- No haga nada, Méndez.
-¿No? ¿Por qué?
- Arriba.
-¿Arriba quién? ¿El Sumo Hacedor? ¿Qué he de hacer? ¿Rezarle
un padrenuestro antes de irme?
- El Ministerio –dijo ambiguamente el jefe, como desde los
tiempos de Felipe V miles de funcionarios habían dicho antes que él, y exactamente
con la misma cara.
- ¿El propio ministro? –sonó la voz de Méndez.
- No diré tanto.
- ¿El subsecretario?
- No le daré nombres, Méndez. Usted es un hombre de la
calle, o sea un cotilla. Pero he dicho el Ministerio, ¿entiende? (…) Nada de
escándalos, nada de influir en el voto, nada de llamar a tíos que dentro de
diez días van a tener inmunidad parlamentaria. Sobre todo, evitar que parezca
una puñalada trapera contra un partido.
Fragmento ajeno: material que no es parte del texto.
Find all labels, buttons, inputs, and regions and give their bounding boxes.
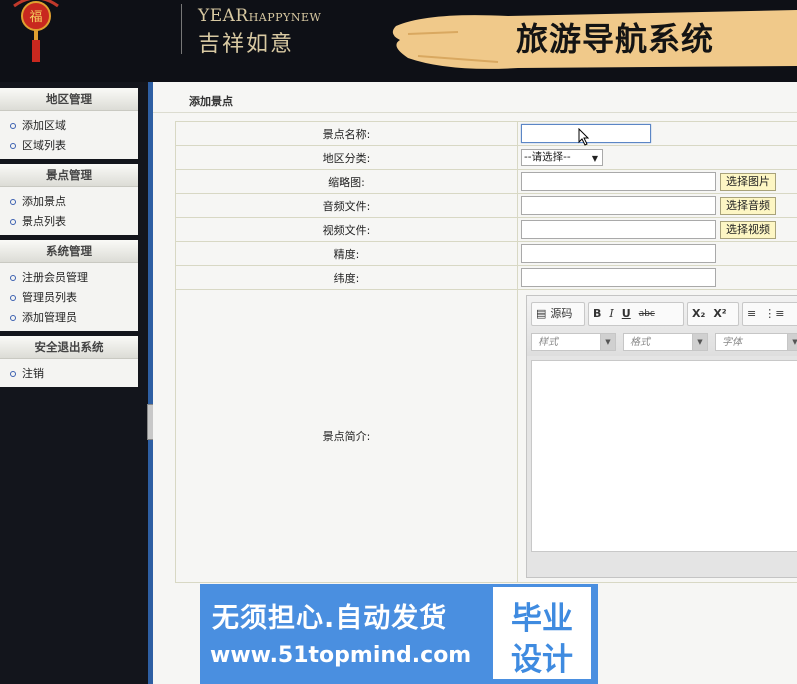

Yo lo he entendido. Ahora tiene que
entenderlo usted.
Méndez dijo bruscamente:
- No quiero.
- ¿No?
- Que el partido eche a ese tipo.
- Ya no puede. Luego harán una combinación, tal vez, siempre
y cuando la gente no sospeche por qué. Pero ahora no pueden. También nosotros
guardaremos el asunto más adelante, se lo prometo.
- Hostia de democracia.
(Las calles de nuestros padres. Francisco González Ledesma.